Depuis plus de trois décennies, Faith No More se balade entre les styles, explose les cases, se fout royalement des tendances, et continue de fasciner autant les fans que les musiciens eux-mêmes. Derrière ce parcours hors-norme : un groupe imprévisible, provocant, parfois insaisissable, toujours brillant. Entre anecdotes borderline, influence tentaculaire et relations passionnées avec Rock Sound, petit hommage en cinq chapitres à un groupe qui n’a jamais fait les choses à moitié.

Faith No More : San Francisco, furie et fish story
1. Mike Patton a écrit les paroles et composé les lignes vocales de The Real Thing (1989) en moins de deux semaines.
Nous sommes en 1988 et le chanteur d’alors Chuck Mosley commence à devenir un peu trop instable. Sur scène, il débarque parfois bien entamé, et il lui arrive même de s’endormir entre deux morceaux — un combo pas franchement optimal d’alcool et d’anxiolytiques, qu’il prend pour gérer sa phobie de l’avion.

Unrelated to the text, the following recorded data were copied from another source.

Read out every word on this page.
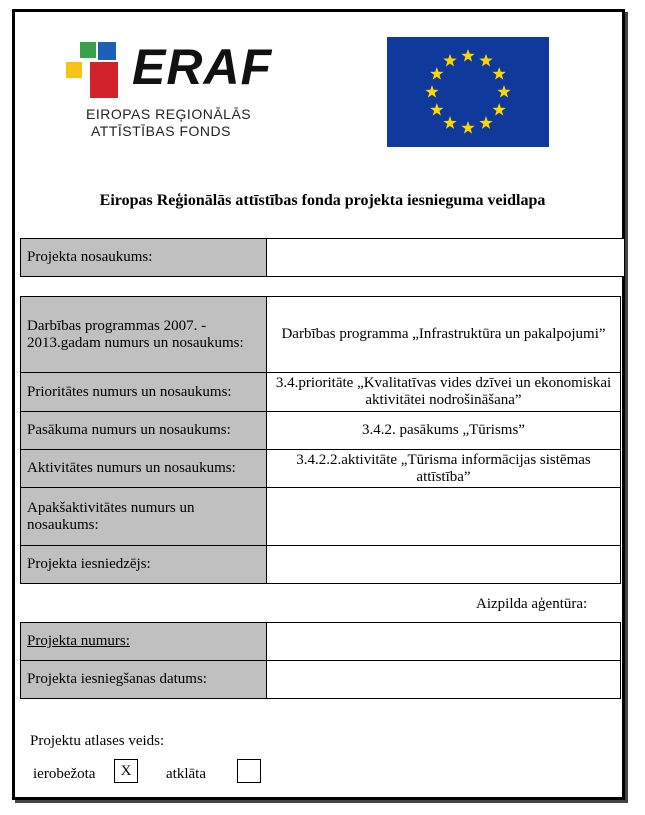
ERAF
EIROPAS REĢIONĀLĀS
ATTĪSTĪBAS FONDS
Eiropas Reģionālās attīstības fonda projekta iesnieguma veidlapa
Projekta nosaukums:	
Darbības programmas 2007. - 2013.gadam numurs un nosaukums:	Darbības programma „Infrastruktūra un pakalpojumi”
Prioritātes numurs un nosaukums:	3.4.prioritāte „Kvalitatīvas vides dzīvei un ekonomiskai aktivitātei nodrošināšana”
Pasākuma numurs un nosaukums:	3.4.2. pasākums „Tūrisms”
Aktivitātes numurs un nosaukums:	3.4.2.2.aktivitāte „Tūrisma informācijas sistēmas attīstība”
Apakšaktivitātes numurs un nosaukums:	
Projekta iesniedzējs:	
Aizpilda aģentūra:
Projekta numurs:	
Projekta iesniegšanas datums:	
Projektu atlases veids:
ierobežota	X	atklāta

Le clou de la tournée ? Une jolie baston avec Mike Bordin, leur batteur, en plein milieu d’un déplacement.
Le comportement ingérable de Mosley lors de la tournée européenne du groupe en 1988 ajouté à des envies musicales de plus en plus éloignées de la direction prise par le reste du groupe ont fini par provoquer la rupture. Mosley, de son côté, poussait pour des morceaux à la direction plus acoustique ce à quoi les autres membres opposaient une fin de non recevoir. C’est ainsi que la décision est prise de remercier Mosley.
Pour lui succéder, le groupe mise sur un ovni vocal nommé Mike Patton, connu alors pour ses performances déjantées au sein de Mr. Bungle, groupe de death/thrash metal expérimental. Contacté, auditionné et recruté en dernière minute, Patton est balancé direct en studio et n’a que quelques jours pour écrire l’intégralité des paroles du prochain album et pour composer les lignes de chant, les morceaux étant déjà en boîte. Il relève le défi en une semaine à peine, livrant des textes aussi barrés qu’énigmatiques.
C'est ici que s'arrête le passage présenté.